Forum Discussion

mrossini's avatar
mrossini
Level 3
10 years ago

Recover deleted file

Hello.

 

I've a vxfs filesystem (vxfs 5.0).

Yesterday I've accidentally deleted a directory containing about 1000 files.

Today I've remounted the filesystem readonly; I want to try to recover that deleted files (if they are not already overridden).

 

Exists some tool to do that?

 

Thankyou

Matteo

  • There is no 'undelete' function or command in Unix or VxFS.

    The only way to get the deleted files back is to restore from backup.

  • Yes, an 'undelete' command does not exists, and the filesystem does not save 'undo' informations.
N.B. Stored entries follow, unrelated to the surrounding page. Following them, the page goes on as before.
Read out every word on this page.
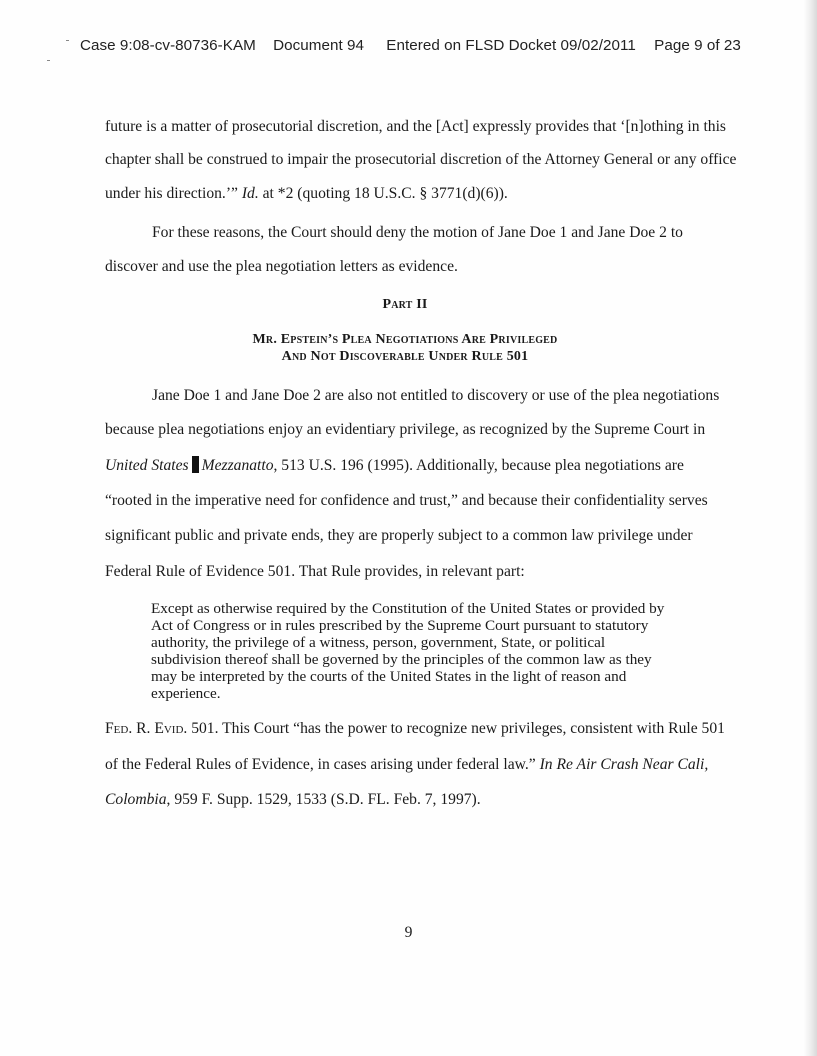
Case 9:08-cv-80736-KAM Document 94 Entered on FLSD Docket 09/02/2011 Page 9 of 23
future is a matter of prosecutorial discretion, and the [Act] expressly provides that ‘[n]othing in this
chapter shall be construed to impair the prosecutorial discretion of the Attorney General or any office
under his direction.’” Id. at *2 (quoting 18 U.S.C. § 3771(d)(6)).
For these reasons, the Court should deny the motion of Jane Doe 1 and Jane Doe 2 to
discover and use the plea negotiation letters as evidence.
Part II
Mr. Epstein’s Plea Negotiations Are Privileged
And Not Discoverable Under Rule 501
Jane Doe 1 and Jane Doe 2 are also not entitled to discovery or use of the plea negotiations
because plea negotiations enjoy an evidentiary privilege, as recognized by the Supreme Court in
United States Mezzanatto, 513 U.S. 196 (1995). Additionally, because plea negotiations are
“rooted in the imperative need for confidence and trust,” and because their confidentiality serves
significant public and private ends, they are properly subject to a common law privilege under
Federal Rule of Evidence 501. That Rule provides, in relevant part:
Except as otherwise required by the Constitution of the United States or provided by
Act of Congress or in rules prescribed by the Supreme Court pursuant to statutory
authority, the privilege of a witness, person, government, State, or political
subdivision thereof shall be governed by the principles of the common law as they
may be interpreted by the courts of the United States in the light of reason and
experience.
Fed. R. Evid. 501. This Court “has the power to recognize new privileges, consistent with Rule 501
of the Federal Rules of Evidence, in cases arising under federal law.” In Re Air Crash Near Cali,
Colombia, 959 F. Supp. 1529, 1533 (S.D. FL. Feb. 7, 1997).
9
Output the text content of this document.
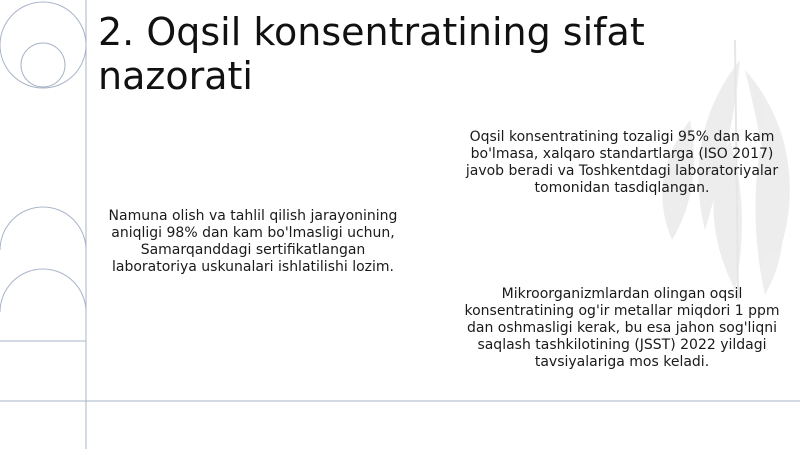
2. Oqsil konsentratining sifat nazorati

Namuna olish va tahlil qilish jarayonining aniqligi 98% dan kam bo'lmasligi uchun, Samarqanddagi sertifikatlangan laboratoriya uskunalari ishlatilishi lozim.

Oqsil konsentratining tozaligi 95% dan kam bo'lmasa, xalqaro standartlarga (ISO 2017) javob beradi va Toshkentdagi laboratoriyalar tomonidan tasdiqlangan.

Mikroorganizmlardan olingan oqsil konsentratining og'ir metallar miqdori 1 ppm dan oshmasligi kerak, bu esa jahon sog'liqni saqlash tashkilotining (JSST) 2022 yildagi tavsiyalariga mos keladi.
    I'm searching a tool that analize filesystem in raw mode and try to find the deleted files.

     

  • And when you have stopped looking for something that probably does not exist... I hope that you have a backup solution in place that automatically takes scheduled backups? 

  • I agree with Marianne as tools that analize filesystem in raw mode look for particular file formats like pictures and video where there are well defined boundaries and patterns to look for the files, so if you are trying to recover generic files of different types, then such a tool will not work.  To protect against future deletions, then you can use storage checkpoints as well as regular backups of course.

    Mike

  • Thankyou.

    Files are text-only; I know the filename and the structure of every file.

     

    Filesystem is too large to do a regular backup.

    The 'checkpoints' may be an idea for the future.
     

  • There is simply no way to recover deleted files in Unix other than from a backup.
    Something we learn on day 2 of a basic Unix training course....

    Symantec NetBackup has excellent solutions for large filesystems. 

    Please speak to your reseller.

     

  • If you know format of file then you could write your own program - something like:

    strings /dev/vx/dsk/testdg/testvol | awk '
      /start_pattern/ {n+=1;filename="/recover/file"n;want=1}
      want ==1 {print $0 > filename }
      /end_pattern/ {want=0}'

     

    Maybe able to get filename also with a bit more intelligence.

    But make sure you recover files to a different filesystem and note if files are fragmented then this won't work well and you will probably also get incomplete files from parts of files that have been overwritten.